This story was related to me  by a mother:

With the passing of Leader A recently, the teacher decided to discuss this issue in the 7 year old’s classroom. All of a sudden, the child asked this question,”Leader A is like our Jeidi master and now he is gone, left Obi-wan (Leader B)- will the clones wars happens?” While this question frustrated the teacher and parent who viewed his question seemed odd and even naive, I interpreted the questions that he was wondering now that Leader A was gone, he is curious to find out if there will be unrest with Leader B taking over. I had assumed that he was aware that any possible political situations his parents may have talked of. I checked with him by asking “What made you ask that question?” and found that I was spot on with my interpretation. The little boy was very happy that I managed to uncover his idea.

Sometimes, students and teachers who work with gifted students may find them scattered and disorganised. They ask the weirdest questions at the most inappropriate times. Why is that so? Most children find them so as their brains are busy building many connections to issues that they already know on hand.

Why did They ask this Question?

During a normal lesson, the lesson is usually sequential and most children are able to follow the teacher from one point of the lesson to the next. However, while most children are following a linear progression, this child was busy making connections with this issue to other things. They may use analogies, multiple perspectives or even heuristics of putting two and two together and forming their own judgement. Thus, while others move on – they ‘stay behind’ as they try to form their own connections with their ideas.

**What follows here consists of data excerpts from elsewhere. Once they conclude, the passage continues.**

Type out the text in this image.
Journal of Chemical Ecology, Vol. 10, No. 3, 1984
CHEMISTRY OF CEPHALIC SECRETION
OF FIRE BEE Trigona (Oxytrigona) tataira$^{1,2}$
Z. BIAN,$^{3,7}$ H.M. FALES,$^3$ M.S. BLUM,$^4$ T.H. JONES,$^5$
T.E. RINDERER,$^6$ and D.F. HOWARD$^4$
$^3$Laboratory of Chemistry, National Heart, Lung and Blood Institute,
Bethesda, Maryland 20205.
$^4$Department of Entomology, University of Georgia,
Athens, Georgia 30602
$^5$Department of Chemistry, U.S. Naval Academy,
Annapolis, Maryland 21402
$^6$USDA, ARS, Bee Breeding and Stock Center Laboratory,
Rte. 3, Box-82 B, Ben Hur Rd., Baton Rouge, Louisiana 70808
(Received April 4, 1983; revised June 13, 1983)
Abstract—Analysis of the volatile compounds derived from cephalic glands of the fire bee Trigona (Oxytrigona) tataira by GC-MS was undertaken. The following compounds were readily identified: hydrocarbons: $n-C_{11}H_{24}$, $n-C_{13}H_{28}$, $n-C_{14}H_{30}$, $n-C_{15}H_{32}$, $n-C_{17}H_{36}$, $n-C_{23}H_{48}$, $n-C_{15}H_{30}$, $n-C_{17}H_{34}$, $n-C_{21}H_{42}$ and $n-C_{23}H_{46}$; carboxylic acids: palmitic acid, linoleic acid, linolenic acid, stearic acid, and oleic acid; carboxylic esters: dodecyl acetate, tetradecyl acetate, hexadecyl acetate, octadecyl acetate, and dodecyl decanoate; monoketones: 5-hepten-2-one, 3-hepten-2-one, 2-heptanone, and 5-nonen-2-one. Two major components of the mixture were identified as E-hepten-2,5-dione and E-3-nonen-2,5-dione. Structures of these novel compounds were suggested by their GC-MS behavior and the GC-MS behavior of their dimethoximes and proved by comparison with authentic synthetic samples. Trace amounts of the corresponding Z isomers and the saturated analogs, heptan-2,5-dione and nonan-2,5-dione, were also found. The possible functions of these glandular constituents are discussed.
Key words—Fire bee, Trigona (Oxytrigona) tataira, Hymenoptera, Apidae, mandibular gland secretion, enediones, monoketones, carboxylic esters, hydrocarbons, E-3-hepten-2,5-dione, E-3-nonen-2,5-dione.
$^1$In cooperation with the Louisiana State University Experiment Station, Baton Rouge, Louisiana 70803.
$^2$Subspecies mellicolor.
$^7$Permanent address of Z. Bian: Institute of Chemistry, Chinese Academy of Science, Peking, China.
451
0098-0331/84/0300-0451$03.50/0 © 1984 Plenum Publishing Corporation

Thus,  when the child asks this “strange” question later on,  the  child’s comments does not seem to go in with the flow of the  class’ discussion. Some may even wonder why does this question even come about! It would seem as if the child is not following the discussion and be in dreamland. What should the teacher or parent do at this point?


RELATED: Synthetic Ability: Growing the Creative Thinker


How to Tackle the Issue

One common approach some teachers take is to merely answer the child’s question (or ignores his comment) and then moves on. This is not likely to work because the child is still trying to figure out the connection between the issue that was discussed with the  assurance of the teacher’s validity as an authority figure.

Rather, ask the child “What made you ask this question?”  will be better because the child will be able to verbalise how he/she was making the connections. When they answer this question, they have to retrace their earlier steps by thinking aloud. If the teacher then clarifies that point, it will aid the child’s connections and thus, move forward quickly.

Yet one must note that this can happen even with students who are not gifted. Yet, this is a fabulous sign that the child is really making connections and is on the road to learning as a whole. This skill really enables the child to see that learning takes not take place in a compartmentalised environment but as part of a jigsaw puzzle of the world as a whole.